Abstract:Reinforcement learning (RL) is a class of artificial intelligence algorithms being used to design adaptive optimal controllers through online learning. This paper presents a model-free, real-time, data-efficient Q-learning-based algorithm to solve the H$_{\infty}$ control of linear discrete-time systems. The computational complexity is shown to reduce from $\mathcal{O}(\underline{q}^3)$ in the literature to $\mathcal{O}(\underline{q}^2)$ in the proposed algorithm, where $\underline{q}$ is quadratic in the sum of the size of state variables, control inputs, and disturbance. An adaptive optimal controller is designed and the parameters of the action and critic networks are learned online without the knowledge of the system dynamics, making the proposed algorithm completely model-free. Also, a sufficient probing noise is only needed in the first iteration and does not affect the proposed algorithm. With no need for an initial stabilizing policy, the algorithm converges to the closed-form solution obtained by solving the Riccati equation. A simulation study is performed by applying the proposed algorithm to real-time control of an autonomous mobility-on-demand (AMoD) system for a real-world case study to evaluate the effectiveness of the proposed algorithm.
What problem does this paper attempt to address?
### Problems the paper attempts to solve
This paper aims to solve the H∞ control problem of linear discrete - time systems, especially for the real - time control requirements in the Autonomous Mobility - on - Demand (AMoD) system.
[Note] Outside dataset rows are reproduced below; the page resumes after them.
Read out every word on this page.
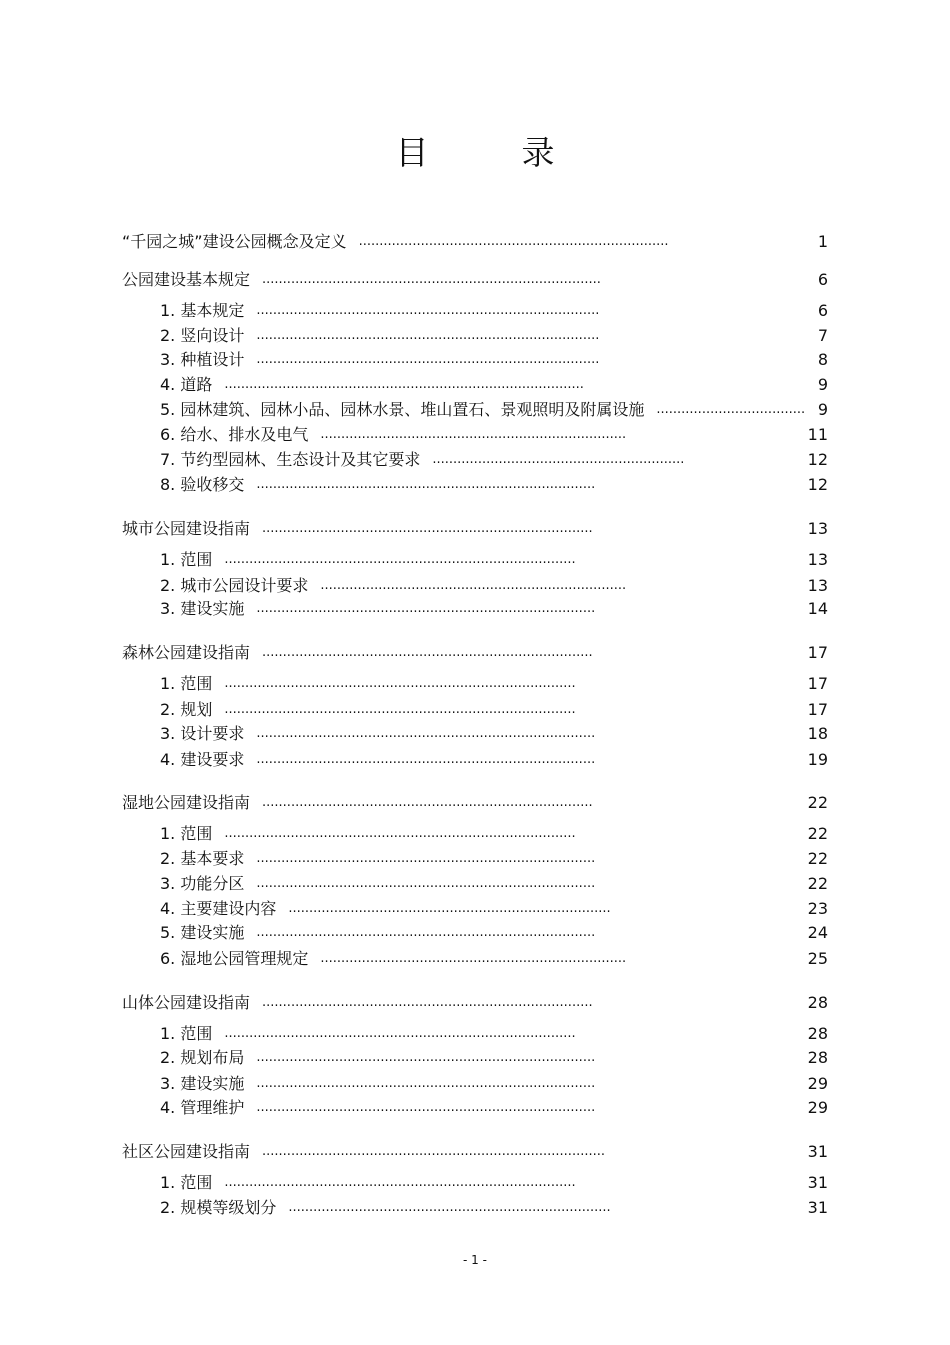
目　录
“千园之城”建设公园概念及定义	1
...........................................................................
公园建设基本规定	6
..................................................................................
1. 基本规定	6
...................................................................................
2. 竖向设计	7
...................................................................................
3. 种植设计	8
...................................................................................
4. 道路	9
.......................................................................................
5. 园林建筑、园林小品、园林水景、堆山置石、景观照明及附属设施	9
....................................
6. 给水、排水及电气	11
..........................................................................
7. 节约型园林、生态设计及其它要求	12
.............................................................
8. 验收移交	12
..................................................................................
城市公园建设指南	13
................................................................................
1. 范围	13
.....................................................................................
2. 城市公园设计要求	13
..........................................................................
3. 建设实施	14
..................................................................................
森林公园建设指南	17
................................................................................
1. 范围	17
.....................................................................................
2. 规划	17
.....................................................................................
3. 设计要求	18
..................................................................................
4. 建设要求	19
..................................................................................
湿地公园建设指南	22
................................................................................
1. 范围	22
.....................................................................................
2. 基本要求	22
..................................................................................
3. 功能分区	22
..................................................................................
4. 主要建设内容	23
..............................................................................
5. 建设实施	24
..................................................................................
6. 湿地公园管理规定	25
..........................................................................
山体公园建设指南	28
................................................................................
1. 范围	28
.....................................................................................
2. 规划布局	28
..................................................................................
3. 建设实施	29
..................................................................................
4. 管理维护	29
..................................................................................
社区公园建设指南	31
...................................................................................
1. 范围	31
.....................................................................................
2. 规模等级划分	31
..............................................................................
- 1 -
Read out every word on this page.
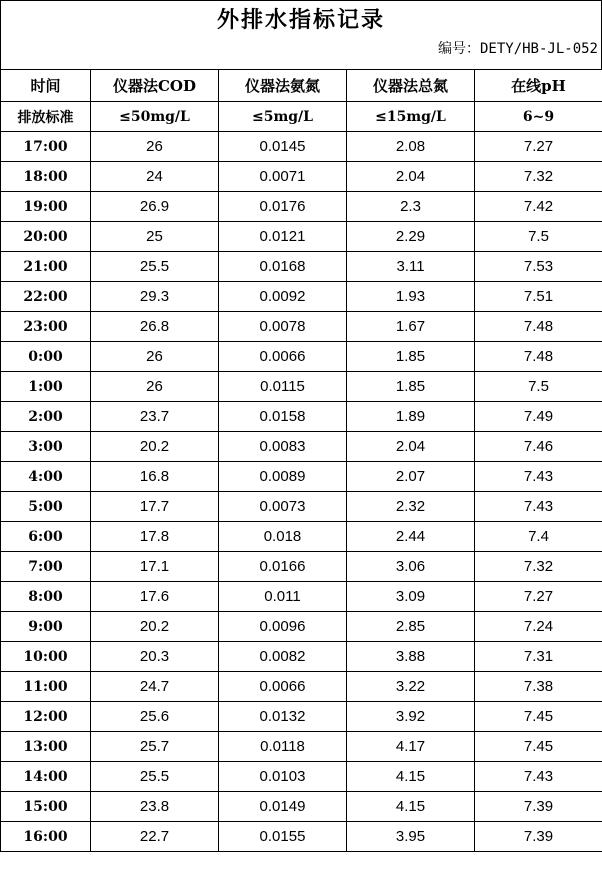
外排水指标记录
编号：DETY/HB-JL-052
时间	仪器法COD	仪器法氨氮	仪器法总氮	在线pH
排放标准	≤50mg/L	≤5mg/L	≤15mg/L	6~9
17:00	26	0.0145	2.08	7.27
18:00	24	0.0071	2.04	7.32
19:00	26.9	0.0176	2.3	7.42
20:00	25	0.0121	2.29	7.5
21:00	25.5	0.0168	3.11	7.53
22:00	29.3	0.0092	1.93	7.51
23:00	26.8	0.0078	1.67	7.48
0:00	26	0.0066	1.85	7.48
1:00	26	0.0115	1.85	7.5
2:00	23.7	0.0158	1.89	7.49
3:00	20.2	0.0083	2.04	7.46
4:00	16.8	0.0089	2.07	7.43
5:00	17.7	0.0073	2.32	7.43
6:00	17.8	0.018	2.44	7.4
7:00	17.1	0.0166	3.06	7.32
8:00	17.6	0.011	3.09	7.27
9:00	20.2	0.0096	2.85	7.24
10:00	20.3	0.0082	3.88	7.31
11:00	24.7	0.0066	3.22	7.38
12:00	25.6	0.0132	3.92	7.45
13:00	25.7	0.0118	4.17	7.45
14:00	25.5	0.0103	4.15	7.43
15:00	23.8	0.0149	4.15	7.39
16:00	22.7	0.0155	3.95	7.39
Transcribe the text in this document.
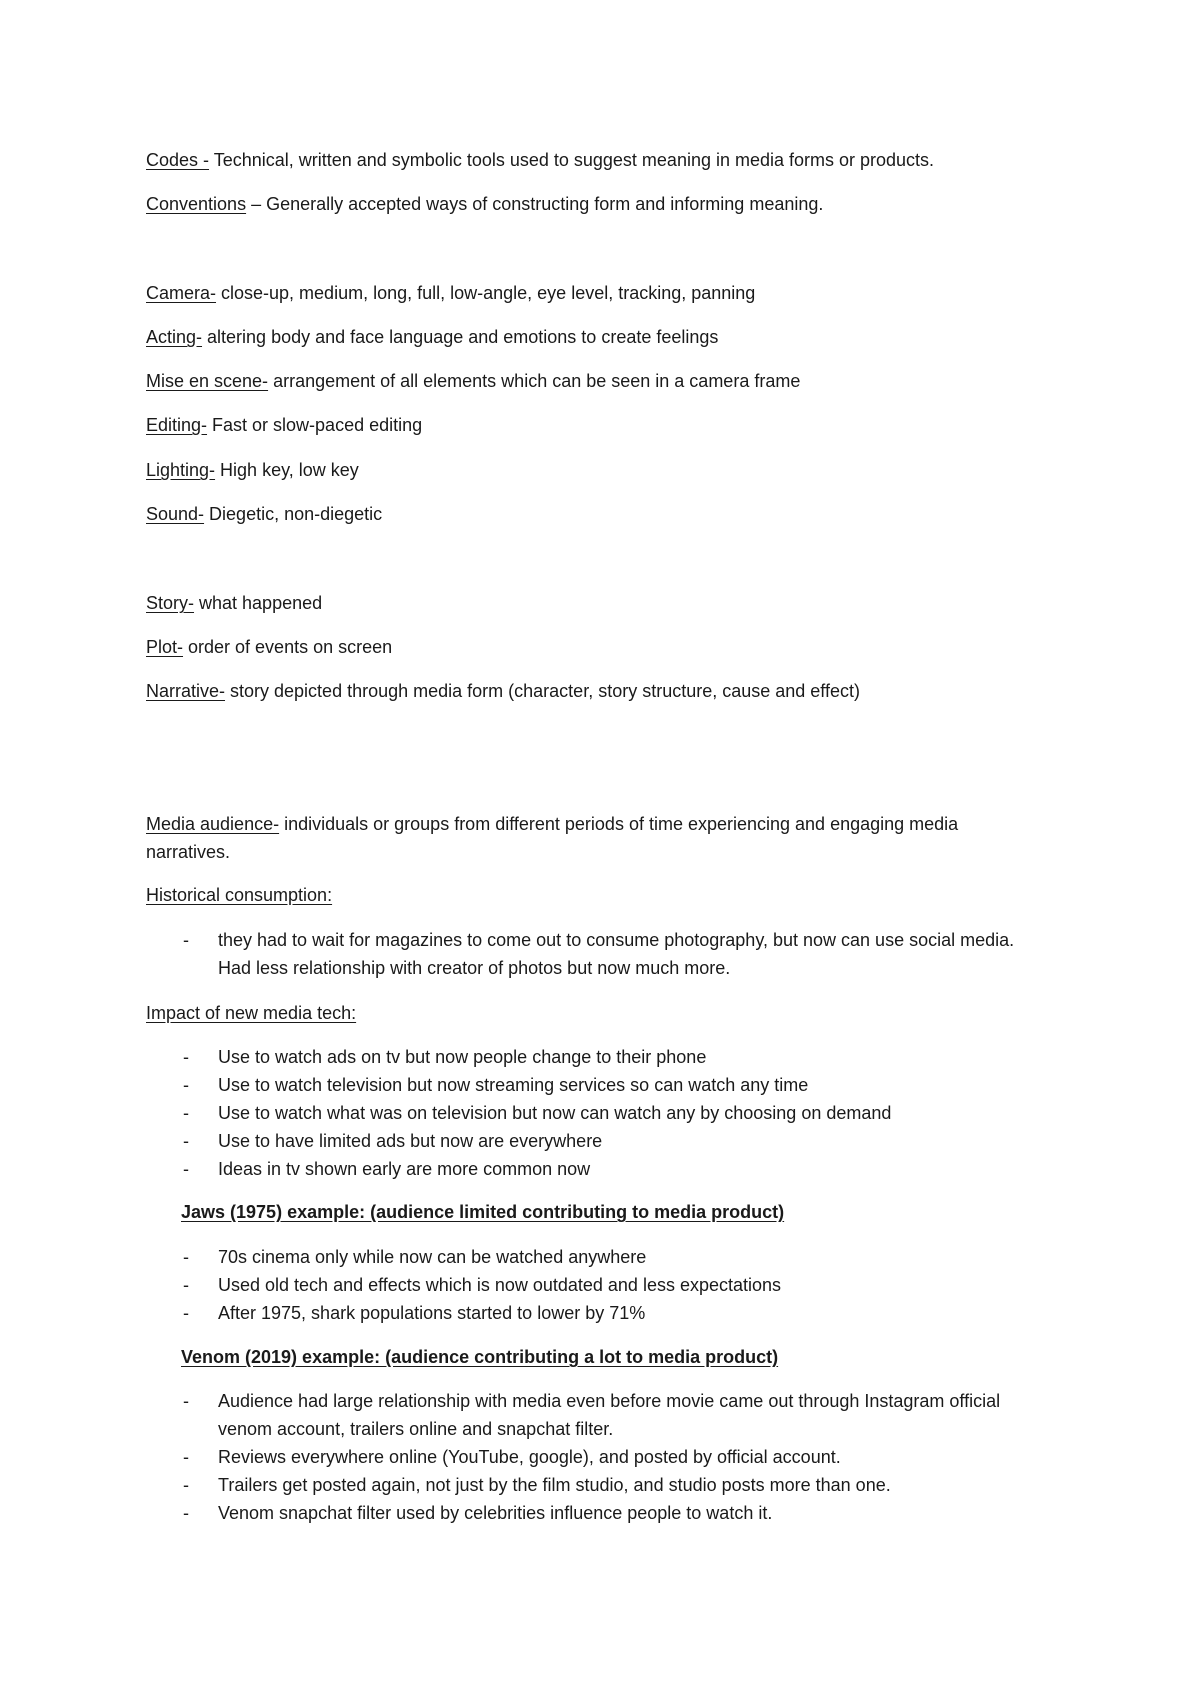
Codes - Technical, written and symbolic tools used to suggest meaning in media forms or products.
Conventions – Generally accepted ways of constructing form and informing meaning.
Camera- close-up, medium, long, full, low-angle, eye level, tracking, panning
Acting- altering body and face language and emotions to create feelings
Mise en scene- arrangement of all elements which can be seen in a camera frame
Editing- Fast or slow-paced editing
Lighting- High key, low key
Sound- Diegetic, non-diegetic
Story- what happened
Plot- order of events on screen
Narrative- story depicted through media form (character, story structure, cause and effect)
Media audience- individuals or groups from different periods of time experiencing and engaging media narratives.
Historical consumption:
- they had to wait for magazines to come out to consume photography, but now can use social media. Had less relationship with creator of photos but now much more.
Impact of new media tech:
- Use to watch ads on tv but now people change to their phone
- Use to watch television but now streaming services so can watch any time
- Use to watch what was on television but now can watch any by choosing on demand
- Use to have limited ads but now are everywhere
- Ideas in tv shown early are more common now
Jaws (1975) example: (audience limited contributing to media product)
- 70s cinema only while now can be watched anywhere
- Used old tech and effects which is now outdated and less expectations
- After 1975, shark populations started to lower by 71%
Venom (2019) example: (audience contributing a lot to media product)
- Audience had large relationship with media even before movie came out through Instagram official venom account, trailers online and snapchat filter.
- Reviews everywhere online (YouTube, google), and posted by official account.
- Trailers get posted again, not just by the film studio, and studio posts more than one.
- Venom snapchat filter used by celebrities influence people to watch it.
Specifically, the paper proposes a model - free, real - time, and data - efficient Q - learning algorithm based on Reinforcement Learning (RL) to solve the H∞ control problem. The following are the main objectives of the paper:
1. **Model - free control**: Design a fully model - free adaptive optimal controller that can learn parameters online without knowing the system dynamics.
2. **Reduce computational complexity**: Reduce the computational complexity from the existing O(q^3) to O(q^2), where q is the square of the sum of the state variables, control inputs, and perturbation magnitudes.
3. **No need for an initial stabilizing policy**: The algorithm can converge to the closed - form solution obtained by solving the Riccati equation without the need for an initial stabilizing policy.
4. **Real - time application**: Apply the proposed algorithm to the actual AMoD system to verify its effectiveness and performance in real - time control.
### Main contributions
1. **Propose a model - free, real - time, and data - efficient algorithm** for solving the H∞ control problem of linear discrete - time systems.
2. **Reduce computational complexity** from O(q^3) to O(q^2).
3. **Discuss the properties of the algorithm and prove its convergence**.
4. **Apply the algorithm to the AMoD system** and show its application effect in actual scenarios.
### Research background
The paper first reviews the research background of the AMoD system and emphasizes the advantages of autonomous vehicles (AVs) in reducing operating costs and improving user experience. However, the AMoD system may experience supply - demand imbalance without proper control, so effective rebalancing strategies are needed to optimize vehicle scheduling.
### Methods and techniques
The paper adopts a Q - learning - based Reinforcement Learning method to optimize the control strategy through online learning. The specific steps are as follows:
1. **Problem modeling**: Model the AMoD system as a linear discrete - time dynamic system and define the system's state, control input, and external perturbation.
2. **Q - learning algorithm**: Propose a model - free Q - learning algorithm to update the parameters of the action network and the evaluation network through online learning.
3. **Algorithm implementation**: Describe in detail the online implementation process of the algorithm and analyze its properties and convergence.
### Experimental verification
The paper verifies the effectiveness of the proposed algorithm through simulation experiments. In the experiment, a 12 - hour historical travel data set was used, and each time step was set to 2 minutes, with a total of 360 iterations. The experimental results show that the proposed algorithm performs excellently in real - time control of the AMoD system and can effectively optimize vehicle scheduling and reduce waiting time.
### Conclusion
The paper successfully proposes a model - free, real - time, and data - efficient Q - learning algorithm for solving the H∞ control problem of linear discrete - time systems and applies it to the AMoD system. The experimental results verify the effectiveness and superiority of the algorithm in practical applications.